A new image for Weinberg Foundation

December 16, 2007|By C. Fraser Smith

The man whose name seems to grace every other building in Baltimore enjoyed his anonymity. A born businessman with movie star good looks, Harry Weinberg built a billion-dollar empire on a sixth-grade education.

Some people knew he owned a lot of property in Baltimore, but they didn't know much else.

Now, 17 years after his death, the foundation he formed in 1959 has embarked on what the image-driven business world of today would call a major rebranding.

Under its current president, Shale D. Stiller, the Weinberg Foundation strives for something akin to transparency.

The new Weinberg wants to make it easier for worthy organizations to be successful in their applications for Weinberg money. And it wants to be a leader in the overall effort to solve the problems of poverty.

With assets of $2.25 billion and growing, the foundation believes it must take on a more active role in the community of foundations. Recognizing that its programs can reach only a relative few of those in need, the Weinberg leadership now adds its voice to calls for more governmental involvement.

Before Mr. Stiller's arrival, says Rachel Monroe, the Weinberg's chief operating officer, the foundation operated as if a certain mystery were part of the founder's mandate. Bernard Siegel, the foundation's former president, ran things as if those marching orders were carved in stone.

"Leadership didn't feel it was part of the job to let anyone know what we were doing," Ms. Monroe says.

She and others have high praise for the stewardship of Mr. Siegel, but under Mr. Stiller, much has changed.

When he took control in 2005, the foundation had no Web site. Now its niche on the Internet covers 100 pages and gets 100,000 hits a year. For the first time in its 48-year history, the foundation distributed an annual report, explaining its mission as if it had been founded the day before.

In a sense, that was true. And under Mr. Stiller and Ms. Monroe, the foundation bids for a transformation. In addition to the ubiquitous "Harry and Jeanette Weinberg" signage, the foundation is poised to claim publicly a status it has held privately for some years.

Its special role in the world of foundations - aid to the elderly in the U.S., Israel and Russia - is more and more important. Mr. Stiller says the Weinberg mission must adjust.

"With better medications, large numbers of people and increasing volume of dementia and Alzheimer's, the problems of the elderly will increase exponentially," he said in a speech to other grant makers.

At a recent reception in Baltimore, Mr. Stiller spoke of challenges faced by the society as a whole and grant-making institutions in particular. Contrary to the ribbing he gets from friends, he says, it's not easy to give away money - if you do it right.

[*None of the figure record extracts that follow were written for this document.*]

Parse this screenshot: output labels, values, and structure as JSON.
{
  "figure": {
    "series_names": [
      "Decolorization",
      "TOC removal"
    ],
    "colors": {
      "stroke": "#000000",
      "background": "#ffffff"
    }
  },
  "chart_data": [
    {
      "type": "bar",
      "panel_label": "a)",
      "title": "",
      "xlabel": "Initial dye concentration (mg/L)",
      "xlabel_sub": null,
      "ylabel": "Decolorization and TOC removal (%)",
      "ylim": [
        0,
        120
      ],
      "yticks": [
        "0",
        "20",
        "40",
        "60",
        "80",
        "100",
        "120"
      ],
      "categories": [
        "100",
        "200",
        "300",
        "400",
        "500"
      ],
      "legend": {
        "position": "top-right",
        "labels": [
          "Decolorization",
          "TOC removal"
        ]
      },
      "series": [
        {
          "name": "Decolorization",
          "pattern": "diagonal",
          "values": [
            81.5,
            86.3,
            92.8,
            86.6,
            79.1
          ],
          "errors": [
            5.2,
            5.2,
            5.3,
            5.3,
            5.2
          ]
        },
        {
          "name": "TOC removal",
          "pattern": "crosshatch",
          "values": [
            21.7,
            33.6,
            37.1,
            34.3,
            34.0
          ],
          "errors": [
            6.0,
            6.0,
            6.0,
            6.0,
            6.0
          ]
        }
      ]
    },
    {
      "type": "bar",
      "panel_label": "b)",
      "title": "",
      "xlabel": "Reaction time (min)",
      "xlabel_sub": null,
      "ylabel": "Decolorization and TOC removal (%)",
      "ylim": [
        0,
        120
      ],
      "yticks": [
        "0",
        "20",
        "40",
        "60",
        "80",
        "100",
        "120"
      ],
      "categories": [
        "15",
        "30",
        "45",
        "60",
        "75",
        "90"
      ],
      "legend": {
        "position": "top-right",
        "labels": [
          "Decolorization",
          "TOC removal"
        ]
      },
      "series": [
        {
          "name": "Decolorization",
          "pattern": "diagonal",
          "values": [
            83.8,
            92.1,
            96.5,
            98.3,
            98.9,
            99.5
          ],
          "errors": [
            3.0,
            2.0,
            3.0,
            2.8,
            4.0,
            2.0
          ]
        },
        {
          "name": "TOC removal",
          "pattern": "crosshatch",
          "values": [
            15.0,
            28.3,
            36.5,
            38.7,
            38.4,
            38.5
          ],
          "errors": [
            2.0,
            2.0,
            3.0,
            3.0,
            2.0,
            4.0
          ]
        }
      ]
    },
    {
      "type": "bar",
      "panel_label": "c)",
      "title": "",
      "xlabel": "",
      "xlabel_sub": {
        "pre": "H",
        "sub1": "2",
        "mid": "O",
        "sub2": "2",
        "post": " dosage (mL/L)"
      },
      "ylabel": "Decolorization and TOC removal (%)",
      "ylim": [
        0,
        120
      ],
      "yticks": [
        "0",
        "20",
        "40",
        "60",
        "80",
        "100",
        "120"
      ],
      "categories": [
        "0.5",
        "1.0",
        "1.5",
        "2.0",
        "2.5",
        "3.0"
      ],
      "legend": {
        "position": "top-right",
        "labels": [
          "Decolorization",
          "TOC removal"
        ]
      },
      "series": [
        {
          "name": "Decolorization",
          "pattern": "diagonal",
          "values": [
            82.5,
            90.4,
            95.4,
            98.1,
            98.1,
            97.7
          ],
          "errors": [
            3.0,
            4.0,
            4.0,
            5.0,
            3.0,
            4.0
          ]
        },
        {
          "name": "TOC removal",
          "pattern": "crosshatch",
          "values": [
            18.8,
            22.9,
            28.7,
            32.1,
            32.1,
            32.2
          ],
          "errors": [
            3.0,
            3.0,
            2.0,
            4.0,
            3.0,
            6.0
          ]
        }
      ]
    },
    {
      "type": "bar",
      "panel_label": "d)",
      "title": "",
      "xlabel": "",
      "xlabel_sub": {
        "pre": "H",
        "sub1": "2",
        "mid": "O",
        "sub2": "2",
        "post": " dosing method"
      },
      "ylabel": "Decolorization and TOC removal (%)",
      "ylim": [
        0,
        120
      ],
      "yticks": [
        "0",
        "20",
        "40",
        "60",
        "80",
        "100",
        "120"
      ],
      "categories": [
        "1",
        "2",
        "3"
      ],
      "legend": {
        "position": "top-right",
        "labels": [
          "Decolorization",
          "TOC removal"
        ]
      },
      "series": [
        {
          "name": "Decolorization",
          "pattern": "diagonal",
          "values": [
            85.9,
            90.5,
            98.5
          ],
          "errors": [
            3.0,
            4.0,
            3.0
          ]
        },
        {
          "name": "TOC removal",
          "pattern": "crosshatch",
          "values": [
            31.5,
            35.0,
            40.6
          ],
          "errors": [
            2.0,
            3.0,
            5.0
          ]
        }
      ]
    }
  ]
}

"There are a lot of soup kitchens around," he observes, offering an example. "The Weinberg Foundation has funded a lot of them because we do direct service work."

But it's not that simple. The idea is to feed people, so you ask yourself: "Do you give to soup kitchens or food banks? What if you decide to give money only to soup kitchens? One of them has a $2 million endowment; the others have no endowments. Do you penalize the wealthy one because it already has money? Or do you favor the wealthy one because it has been so well run?"

When he was a lawyer working on complicated cases, he says, he was expected to know 95 percent of the available facts. As a grant-maker, he wonders if he can know as much as 50 percent.

Why use your money to help people who can't really help society - the elderly and mentally impaired kids? He quoted a caregiver: "Mr. Stiller, God created these children to give me and others the opportunity to help them and to make us better people."

Still functioning within the parameters established by Harry Weinberg, the foundation operates on a "common sense" model, not an ideological one. Along with its searching evaluation of the programs it supports, the foundation has streamlined its application process.

The Weinberg Foundation's new approach apparently includes more than a transforming transparency. It represents a determination to lead. There's too much need, Mr. Stiller says, to be satisfied with your own generosity.